Hidden Layer Activation Functions
This blog introduces three most commonly used activation functions in hidden layers: Rectified Linear Activation (ReLU), Logistic (Sigmoid) and Hyperbolic Tangent (Tanh).
Sigmoid
The sigmoid activation function, σ(z) = 1/(1+exp(-z)), is also called the logistic function. Logistic function has a well-defined nonzero derivative everywhere, allowing Gradient Descent to make some progress at every step. The function takes any real value as input and outputs values in the range 0 to 1. The larger the input (more positive), the closer the output value will be to 1.0, whereas the smaller the input (more negative), the closer the output will be to 0.0.
Tanh
The hyperbolic tangent function, tanh(z) = 2σ(2z)-1, is S-shaped, continuous, and differentiable, but its output value ranges from -1 to 1 instead of 0 to 1 in the case of the logistic function. That range tends to make each layer’s output more or less centered around 0 at the beginning of training, which often helps speed up convergence.
ReLU
The ReLU (Rectified Linear Unit) function, ReLU(z) = max(0, z), is perhaps the most common function used for hidden layers. It is common because it is both simple to implement and effective at overcoming the limitations of other popular activation functions, such as Sigmoid and Tanh. Specifically, it is less susceptible to vanishing gradients that prevent deep models from being trained, although it can suffer from other problems like saturated or dead units.

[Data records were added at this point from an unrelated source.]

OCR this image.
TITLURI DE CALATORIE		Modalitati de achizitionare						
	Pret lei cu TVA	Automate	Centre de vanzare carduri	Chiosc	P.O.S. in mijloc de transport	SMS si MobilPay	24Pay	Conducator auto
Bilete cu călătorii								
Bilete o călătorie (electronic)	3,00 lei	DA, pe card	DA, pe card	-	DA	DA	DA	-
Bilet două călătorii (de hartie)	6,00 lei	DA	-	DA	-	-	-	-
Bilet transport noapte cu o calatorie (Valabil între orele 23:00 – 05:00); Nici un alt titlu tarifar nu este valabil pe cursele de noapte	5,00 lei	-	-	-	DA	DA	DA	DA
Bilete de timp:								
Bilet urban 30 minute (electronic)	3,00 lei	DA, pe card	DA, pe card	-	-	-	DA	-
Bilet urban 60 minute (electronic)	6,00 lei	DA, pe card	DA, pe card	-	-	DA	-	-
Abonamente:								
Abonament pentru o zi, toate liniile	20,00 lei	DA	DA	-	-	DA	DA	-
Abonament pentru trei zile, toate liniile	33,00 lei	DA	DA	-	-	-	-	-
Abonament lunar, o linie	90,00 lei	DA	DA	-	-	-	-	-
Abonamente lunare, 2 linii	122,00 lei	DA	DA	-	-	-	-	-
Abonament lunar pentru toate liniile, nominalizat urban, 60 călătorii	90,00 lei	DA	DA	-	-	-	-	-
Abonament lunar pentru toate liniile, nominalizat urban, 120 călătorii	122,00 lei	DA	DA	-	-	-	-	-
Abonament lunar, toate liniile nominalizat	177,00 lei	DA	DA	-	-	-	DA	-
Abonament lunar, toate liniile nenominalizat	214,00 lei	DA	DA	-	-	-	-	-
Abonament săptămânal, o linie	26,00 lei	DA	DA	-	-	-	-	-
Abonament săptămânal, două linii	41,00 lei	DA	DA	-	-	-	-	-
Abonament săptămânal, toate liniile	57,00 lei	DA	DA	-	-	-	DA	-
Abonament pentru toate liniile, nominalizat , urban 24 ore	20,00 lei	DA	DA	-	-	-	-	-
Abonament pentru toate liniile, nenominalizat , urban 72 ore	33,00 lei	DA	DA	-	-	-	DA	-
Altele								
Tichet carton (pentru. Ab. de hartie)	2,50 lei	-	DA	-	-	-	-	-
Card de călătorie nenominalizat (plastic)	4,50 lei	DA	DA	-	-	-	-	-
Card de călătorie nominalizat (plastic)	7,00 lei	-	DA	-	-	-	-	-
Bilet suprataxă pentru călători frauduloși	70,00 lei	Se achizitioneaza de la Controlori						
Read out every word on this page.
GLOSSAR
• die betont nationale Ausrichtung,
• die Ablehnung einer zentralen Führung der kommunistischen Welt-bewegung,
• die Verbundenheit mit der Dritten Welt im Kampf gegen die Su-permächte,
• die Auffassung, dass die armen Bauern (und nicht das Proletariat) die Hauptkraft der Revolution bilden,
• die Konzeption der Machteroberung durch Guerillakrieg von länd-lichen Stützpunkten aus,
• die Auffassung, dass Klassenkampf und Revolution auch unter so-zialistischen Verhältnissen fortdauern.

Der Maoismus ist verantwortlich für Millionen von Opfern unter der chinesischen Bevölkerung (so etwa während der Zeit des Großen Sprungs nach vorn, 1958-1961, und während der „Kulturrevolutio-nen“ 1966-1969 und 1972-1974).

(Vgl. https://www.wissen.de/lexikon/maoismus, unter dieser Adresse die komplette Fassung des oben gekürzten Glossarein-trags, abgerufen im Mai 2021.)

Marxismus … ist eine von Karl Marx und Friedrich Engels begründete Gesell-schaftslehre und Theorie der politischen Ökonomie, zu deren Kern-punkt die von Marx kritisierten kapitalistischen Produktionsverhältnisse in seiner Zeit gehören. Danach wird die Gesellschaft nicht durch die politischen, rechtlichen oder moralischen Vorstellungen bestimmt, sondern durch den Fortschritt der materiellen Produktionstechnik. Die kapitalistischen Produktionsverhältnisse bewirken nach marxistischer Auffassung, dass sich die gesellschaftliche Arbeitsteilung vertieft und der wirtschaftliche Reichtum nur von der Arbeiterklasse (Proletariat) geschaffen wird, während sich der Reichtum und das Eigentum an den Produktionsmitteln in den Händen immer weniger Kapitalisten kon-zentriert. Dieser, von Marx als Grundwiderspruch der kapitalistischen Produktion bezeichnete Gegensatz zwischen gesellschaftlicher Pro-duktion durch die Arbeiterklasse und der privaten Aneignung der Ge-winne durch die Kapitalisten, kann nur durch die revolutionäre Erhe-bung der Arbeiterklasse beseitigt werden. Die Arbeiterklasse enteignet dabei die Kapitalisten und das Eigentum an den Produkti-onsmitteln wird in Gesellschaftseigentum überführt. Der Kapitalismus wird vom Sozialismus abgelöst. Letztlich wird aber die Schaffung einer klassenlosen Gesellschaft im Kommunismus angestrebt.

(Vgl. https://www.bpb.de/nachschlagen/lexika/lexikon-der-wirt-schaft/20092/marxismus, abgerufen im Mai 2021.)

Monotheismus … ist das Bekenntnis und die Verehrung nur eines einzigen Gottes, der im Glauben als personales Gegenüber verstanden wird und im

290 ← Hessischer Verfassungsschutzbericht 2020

The ReLU function is continuous but unfortunately not differentiable at z = 0. In practice, however, it works very well and has the advantage of being fast to compute, so it has become the default. Most importantly, the fact that it does not have a maximum output value helps reduce some issues during Gradient Descent.
How to Choose
Both the sigmoid and Tanh functions can make the model more susceptible to problems during training, via the so-called vanishing gradients problem. The activation function used in hidden layers is typically chosen based on the type of neural network architecture.
Modern neural network models with common architectures, i.e., MLP (Multilayer Perceptron) and CNN (Convolutional Neural Network), will make use of the ReLU activation function, or extensions. RNN (Recurrent Neural Network) commonly uses Tanh or sigmoid activation functions, or even both. The LSTM (Long Short-term Memory) network commonly uses the Sigmoid activation for recurrent connections and the Tanh activation for output.